Keywords: insolvência; exoneração; pessoas singulares; sobreendividamento
Desde 2004 que o Código da Insolvência e Recuperação de Empresas apresenta dois modelos insolvenciais para o tratamento da insolvência de pessoas singulares: por um lado, o modelo reeducativo, encarnado no plano de pagamentos; por outro o fresh start, consagrado com a exoneração do passivo restante. Esta última solução tem sido a opção da esmagadora maioria das pessoas singulares insolventes que, desde 2011, superam o número de processos de pessoas coletivas.
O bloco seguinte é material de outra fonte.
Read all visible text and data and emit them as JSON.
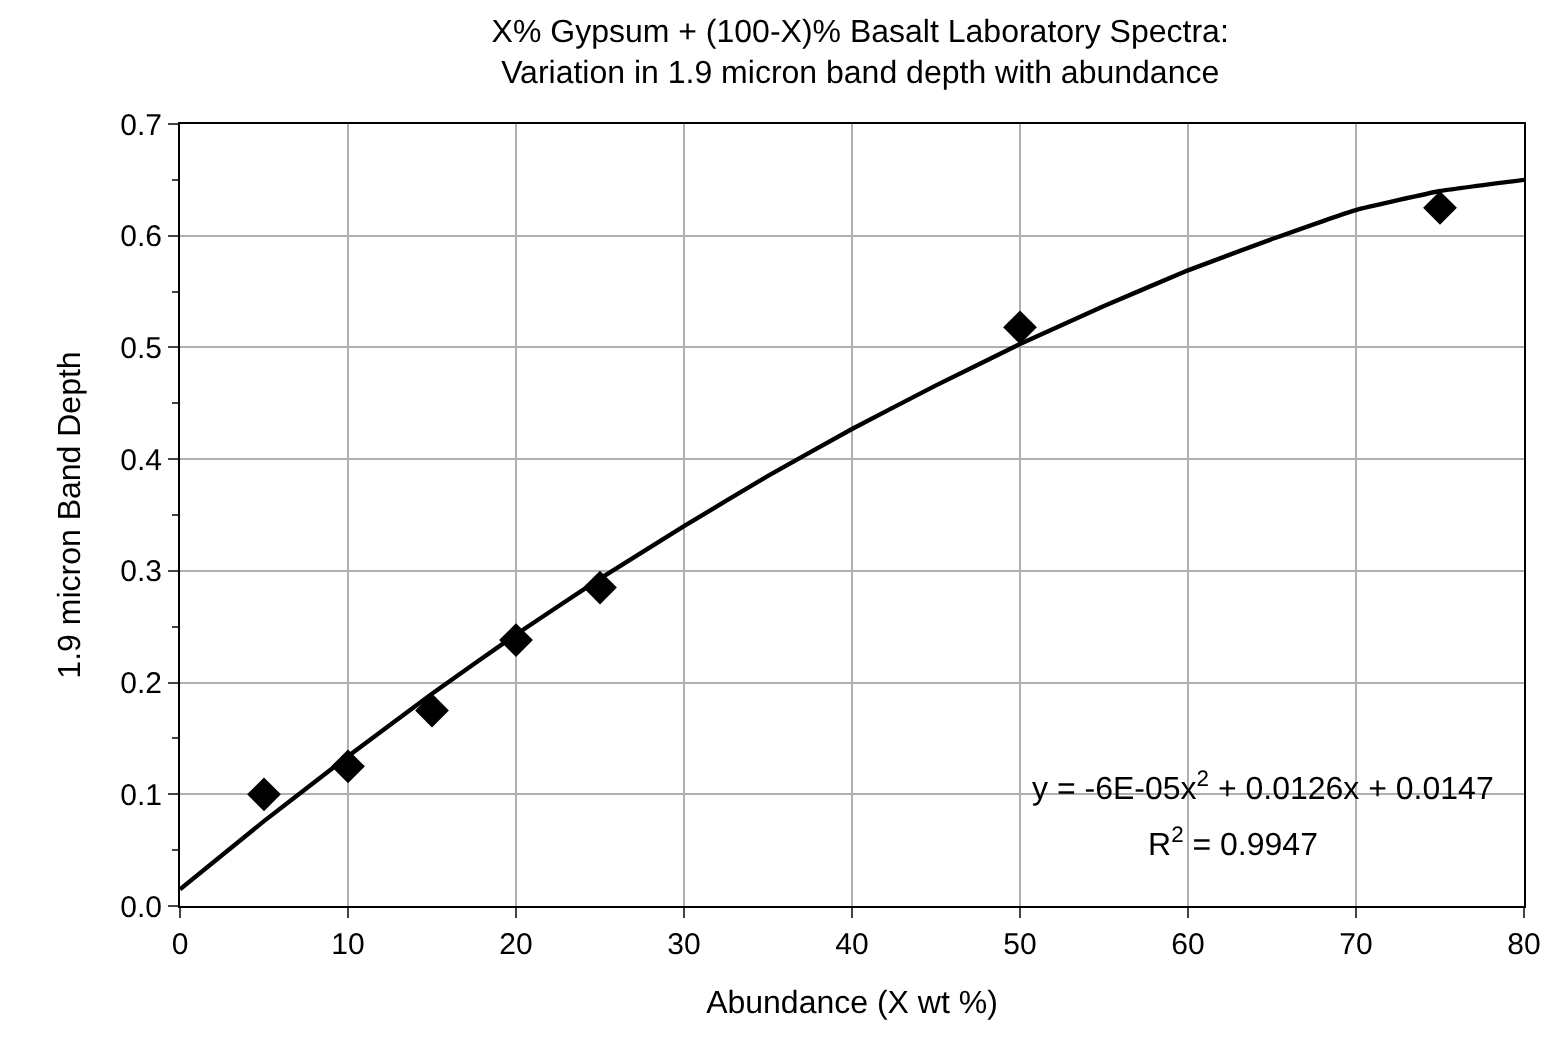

Todavia, o sistema português tem sido criticado, não só pelo Memorando da Troika assinado entre o Estado Português, o BCE, a Comissão Europeia e o FMI, como pela própria doutrina e jurisprudência, pondo em evidência a necessidade de alteração do regime relativo às pessoas singulares. Aliás, tal exigência constava do referido Memorando, sem que o Governo português tenha adotado quaisquer medidas. Por outro lado, a recomendação da UE de março de 2014, relativa à recuperação e à insolvência, refere também a necessidade de redução do limite temporal de insolvências de pessoas singulares, nomeadamente no que concerne aos períodos de cessão dos rendimentos aos credores.
Nesta sede, verificamos que o regime português da insolvência, que conta já com mais de uma década de vigência, continua a apresentar fragilidades a nível da aplicação das normas, especialmente em dois pontos particulares – por um lado, a interpretação dos requisitos de acesso, que foi inicialmente feita de forma muito rígida pelos tribunais de 1.ª instância, impedindo o acesso à exoneração e, por outro, a concessão dos rendimentos necessários durante o período de cessão aos credores que, normalmente, desvaloriza as verdadeiras necessidades dos insolventes, dando um caráter punitivo, que o legislador não pretendeu atribuir, à insolvência. Este texto visa, pois, analisar brevemente a evolução jurisprudencial dos tribunais superiores na última década.